Monday, 30 November 2015

Matters of Public Importance

Climate Change

4:32 pm

Photo of Bob DayBob Day (SA, Family First Party) Share this | Hansard source

From 1940 to 1976 the world's climate cooled. Numerous books were written at that time, including Lowell Ponte's 1975 book warning:

… Global Cooling presents humankind with the most important social, political, and adaptive challenge we have had to deal with for 100,000 years. Your stake in the decisions we make concerning it is of ultimate importance: the survival of ourselves, our children and our species.
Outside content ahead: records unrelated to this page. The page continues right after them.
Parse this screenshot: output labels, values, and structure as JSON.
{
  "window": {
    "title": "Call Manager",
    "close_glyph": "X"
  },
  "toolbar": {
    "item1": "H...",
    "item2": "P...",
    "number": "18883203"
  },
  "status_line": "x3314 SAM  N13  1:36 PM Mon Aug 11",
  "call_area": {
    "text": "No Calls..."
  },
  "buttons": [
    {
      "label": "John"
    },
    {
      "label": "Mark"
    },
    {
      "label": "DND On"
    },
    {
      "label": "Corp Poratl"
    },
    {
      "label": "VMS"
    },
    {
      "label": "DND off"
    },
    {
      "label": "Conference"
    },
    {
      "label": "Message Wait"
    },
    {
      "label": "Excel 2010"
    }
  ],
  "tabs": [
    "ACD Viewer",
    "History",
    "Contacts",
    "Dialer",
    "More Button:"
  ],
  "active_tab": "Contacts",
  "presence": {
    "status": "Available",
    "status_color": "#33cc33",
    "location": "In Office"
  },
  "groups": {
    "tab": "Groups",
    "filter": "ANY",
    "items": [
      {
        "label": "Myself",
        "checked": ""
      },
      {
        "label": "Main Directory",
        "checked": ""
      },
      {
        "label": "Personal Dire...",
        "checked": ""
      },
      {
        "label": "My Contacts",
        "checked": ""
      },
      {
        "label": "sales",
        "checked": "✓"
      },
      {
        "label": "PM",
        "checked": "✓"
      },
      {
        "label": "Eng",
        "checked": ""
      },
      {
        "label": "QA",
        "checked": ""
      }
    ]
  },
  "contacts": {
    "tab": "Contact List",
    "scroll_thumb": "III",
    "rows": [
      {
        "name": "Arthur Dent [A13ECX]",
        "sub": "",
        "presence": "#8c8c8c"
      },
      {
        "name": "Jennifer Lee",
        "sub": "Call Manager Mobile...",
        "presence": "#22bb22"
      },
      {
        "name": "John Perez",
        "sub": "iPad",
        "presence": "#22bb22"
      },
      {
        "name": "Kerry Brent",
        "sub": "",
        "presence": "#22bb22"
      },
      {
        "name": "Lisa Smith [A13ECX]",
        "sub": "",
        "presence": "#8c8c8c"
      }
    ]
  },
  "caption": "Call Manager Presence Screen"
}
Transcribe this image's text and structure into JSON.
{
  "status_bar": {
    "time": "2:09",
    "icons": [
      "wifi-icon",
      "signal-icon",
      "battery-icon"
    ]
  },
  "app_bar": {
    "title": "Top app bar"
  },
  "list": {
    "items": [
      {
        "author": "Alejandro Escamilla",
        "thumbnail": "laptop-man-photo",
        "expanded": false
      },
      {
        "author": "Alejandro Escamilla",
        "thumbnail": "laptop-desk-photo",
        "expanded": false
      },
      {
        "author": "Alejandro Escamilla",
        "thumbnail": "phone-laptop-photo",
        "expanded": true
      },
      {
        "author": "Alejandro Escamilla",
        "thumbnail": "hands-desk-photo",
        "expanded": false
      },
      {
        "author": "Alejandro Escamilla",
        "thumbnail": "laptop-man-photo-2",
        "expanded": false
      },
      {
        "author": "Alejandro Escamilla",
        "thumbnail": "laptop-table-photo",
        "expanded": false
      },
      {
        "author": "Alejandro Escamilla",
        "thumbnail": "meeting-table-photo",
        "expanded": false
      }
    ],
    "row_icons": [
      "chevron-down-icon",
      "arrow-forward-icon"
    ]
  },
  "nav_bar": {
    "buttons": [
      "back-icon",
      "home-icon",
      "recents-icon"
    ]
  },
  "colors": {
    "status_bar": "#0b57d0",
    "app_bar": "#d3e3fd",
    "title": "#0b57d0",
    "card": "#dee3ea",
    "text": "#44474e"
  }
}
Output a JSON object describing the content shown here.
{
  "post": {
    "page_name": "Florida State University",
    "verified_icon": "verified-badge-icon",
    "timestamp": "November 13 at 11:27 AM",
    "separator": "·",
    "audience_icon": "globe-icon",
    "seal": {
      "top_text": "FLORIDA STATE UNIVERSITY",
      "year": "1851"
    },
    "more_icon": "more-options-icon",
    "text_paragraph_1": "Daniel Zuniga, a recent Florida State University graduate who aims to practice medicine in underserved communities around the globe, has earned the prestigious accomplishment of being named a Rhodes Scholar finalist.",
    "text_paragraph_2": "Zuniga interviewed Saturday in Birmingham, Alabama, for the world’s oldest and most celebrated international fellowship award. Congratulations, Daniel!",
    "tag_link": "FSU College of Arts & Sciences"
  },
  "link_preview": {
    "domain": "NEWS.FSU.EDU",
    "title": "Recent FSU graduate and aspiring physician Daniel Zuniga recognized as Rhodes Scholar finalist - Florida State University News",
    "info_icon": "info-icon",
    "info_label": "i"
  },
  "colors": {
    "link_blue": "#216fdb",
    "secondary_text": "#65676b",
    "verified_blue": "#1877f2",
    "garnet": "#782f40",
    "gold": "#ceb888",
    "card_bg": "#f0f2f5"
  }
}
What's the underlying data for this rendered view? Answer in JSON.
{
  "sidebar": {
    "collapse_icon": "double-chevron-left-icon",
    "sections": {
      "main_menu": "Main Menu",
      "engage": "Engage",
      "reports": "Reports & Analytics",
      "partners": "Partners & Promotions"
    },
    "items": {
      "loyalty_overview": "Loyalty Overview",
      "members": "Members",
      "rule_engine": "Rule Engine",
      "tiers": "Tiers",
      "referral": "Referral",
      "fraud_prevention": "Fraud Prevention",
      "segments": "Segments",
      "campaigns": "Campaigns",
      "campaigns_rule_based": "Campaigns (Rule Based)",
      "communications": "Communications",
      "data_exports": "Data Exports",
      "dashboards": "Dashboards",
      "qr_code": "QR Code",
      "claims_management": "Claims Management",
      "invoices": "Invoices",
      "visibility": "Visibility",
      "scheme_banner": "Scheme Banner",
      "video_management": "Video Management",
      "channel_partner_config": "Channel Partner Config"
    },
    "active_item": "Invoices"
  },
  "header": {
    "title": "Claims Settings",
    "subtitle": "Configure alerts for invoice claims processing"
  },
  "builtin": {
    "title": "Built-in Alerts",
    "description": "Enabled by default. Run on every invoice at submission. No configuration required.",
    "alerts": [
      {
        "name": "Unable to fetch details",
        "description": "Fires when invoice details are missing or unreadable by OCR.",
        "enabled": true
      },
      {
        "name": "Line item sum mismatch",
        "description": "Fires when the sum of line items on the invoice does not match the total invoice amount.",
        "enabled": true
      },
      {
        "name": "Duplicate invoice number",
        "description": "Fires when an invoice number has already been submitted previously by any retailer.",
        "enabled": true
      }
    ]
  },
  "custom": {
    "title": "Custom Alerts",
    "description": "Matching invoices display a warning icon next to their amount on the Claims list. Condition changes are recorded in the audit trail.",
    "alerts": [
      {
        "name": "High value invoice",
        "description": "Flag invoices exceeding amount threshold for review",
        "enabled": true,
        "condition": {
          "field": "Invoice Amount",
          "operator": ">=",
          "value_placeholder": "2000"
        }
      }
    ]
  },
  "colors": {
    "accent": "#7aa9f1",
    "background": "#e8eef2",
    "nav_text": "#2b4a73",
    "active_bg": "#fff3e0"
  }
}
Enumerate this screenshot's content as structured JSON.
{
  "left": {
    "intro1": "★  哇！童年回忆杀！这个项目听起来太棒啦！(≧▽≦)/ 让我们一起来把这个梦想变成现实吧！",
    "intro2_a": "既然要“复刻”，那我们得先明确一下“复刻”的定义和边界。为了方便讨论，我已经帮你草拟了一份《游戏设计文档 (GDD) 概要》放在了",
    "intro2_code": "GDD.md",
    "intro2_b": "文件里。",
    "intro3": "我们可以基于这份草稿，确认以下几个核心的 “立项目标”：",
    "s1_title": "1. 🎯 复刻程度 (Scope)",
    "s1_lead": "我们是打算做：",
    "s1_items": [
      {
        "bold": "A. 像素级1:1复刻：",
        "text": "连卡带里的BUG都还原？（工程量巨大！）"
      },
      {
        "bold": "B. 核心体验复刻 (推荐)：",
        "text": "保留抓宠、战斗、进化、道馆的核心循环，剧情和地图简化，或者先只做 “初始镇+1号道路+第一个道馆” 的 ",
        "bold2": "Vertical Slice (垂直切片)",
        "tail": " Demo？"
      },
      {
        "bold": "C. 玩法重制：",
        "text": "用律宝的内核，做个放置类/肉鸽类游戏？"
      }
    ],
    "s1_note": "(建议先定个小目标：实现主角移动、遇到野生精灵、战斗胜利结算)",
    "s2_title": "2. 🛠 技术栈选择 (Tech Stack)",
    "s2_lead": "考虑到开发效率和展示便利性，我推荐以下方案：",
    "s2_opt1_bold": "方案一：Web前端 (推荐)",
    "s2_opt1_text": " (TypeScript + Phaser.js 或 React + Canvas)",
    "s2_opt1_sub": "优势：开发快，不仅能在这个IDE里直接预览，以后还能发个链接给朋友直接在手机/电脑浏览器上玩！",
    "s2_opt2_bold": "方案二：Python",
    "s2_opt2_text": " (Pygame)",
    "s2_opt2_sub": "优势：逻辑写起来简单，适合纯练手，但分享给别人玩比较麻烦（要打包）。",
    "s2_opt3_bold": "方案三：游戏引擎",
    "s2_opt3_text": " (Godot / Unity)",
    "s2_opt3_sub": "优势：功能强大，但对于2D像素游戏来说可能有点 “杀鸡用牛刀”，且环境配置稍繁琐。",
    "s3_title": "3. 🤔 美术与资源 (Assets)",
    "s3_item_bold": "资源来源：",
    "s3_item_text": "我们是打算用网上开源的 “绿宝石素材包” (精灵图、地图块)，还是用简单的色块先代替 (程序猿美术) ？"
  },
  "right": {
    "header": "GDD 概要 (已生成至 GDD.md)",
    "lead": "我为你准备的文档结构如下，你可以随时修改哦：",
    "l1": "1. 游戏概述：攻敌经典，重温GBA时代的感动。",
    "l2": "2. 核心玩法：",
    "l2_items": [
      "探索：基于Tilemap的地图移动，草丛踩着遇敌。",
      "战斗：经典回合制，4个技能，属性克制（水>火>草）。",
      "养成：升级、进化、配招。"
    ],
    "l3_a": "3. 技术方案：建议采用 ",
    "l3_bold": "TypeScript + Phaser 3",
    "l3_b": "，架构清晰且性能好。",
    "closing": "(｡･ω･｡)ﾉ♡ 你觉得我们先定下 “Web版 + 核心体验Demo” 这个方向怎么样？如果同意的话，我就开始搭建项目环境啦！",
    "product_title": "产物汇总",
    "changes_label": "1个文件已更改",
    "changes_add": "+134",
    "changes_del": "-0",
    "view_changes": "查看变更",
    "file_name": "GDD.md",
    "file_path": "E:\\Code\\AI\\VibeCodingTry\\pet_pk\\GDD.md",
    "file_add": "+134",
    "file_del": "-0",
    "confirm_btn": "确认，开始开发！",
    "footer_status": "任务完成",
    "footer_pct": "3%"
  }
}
Sound familiar? We now have exactly the same statements being made about global warming instead of global cooling. There has not been any global warming in 18 years, even though CO2 levels have risen. There was needless alarm about 36 years of cooling when CO2 levels were rising in the 1940s, '50s, '60s and '70s; there was needless alarm over the last 18 years as CO2 kept rising; and there is needless alarm today.

There is no evidence that CO2 has influenced the climate in the past or that it could do so in the future. Not only that; the additional CO2 that has been emitted has actually been beneficial, with increased vegetation and crop yields—food production—around the world. The world is a bit greener and a bit healthier thanks to CO2. Ninety-seven per cent of CO2 is emitted naturally. Only three per cent is man made, so it is ridiculous to suggest that it is the three per cent that is causing global warming, not the other 97 per cent. As for calling CO2 pollution, that is the most ludicrous, unscientific statement one could possibly make. Over the last 18 years there have also been fewer extreme weather events like cyclones, not more. Not only that; a slightly warmer climate would be beneficial. More people die from cold than die from warmth.

This is the most baffling and perplexing subject I have ever come across in my life, and I am at a loss to explain what motivates 40,000 people to gather in Paris—and, before that, in Copenhagen, Kyoto, Durban, Rio et cetera—when there is such a lack of evidence to support the theory that carbon dioxide causes global warming. The best thing that Australia can do at the Paris climate conference is to be a voice for truth, reason and scientific inquiry, not irrational climate alarmism.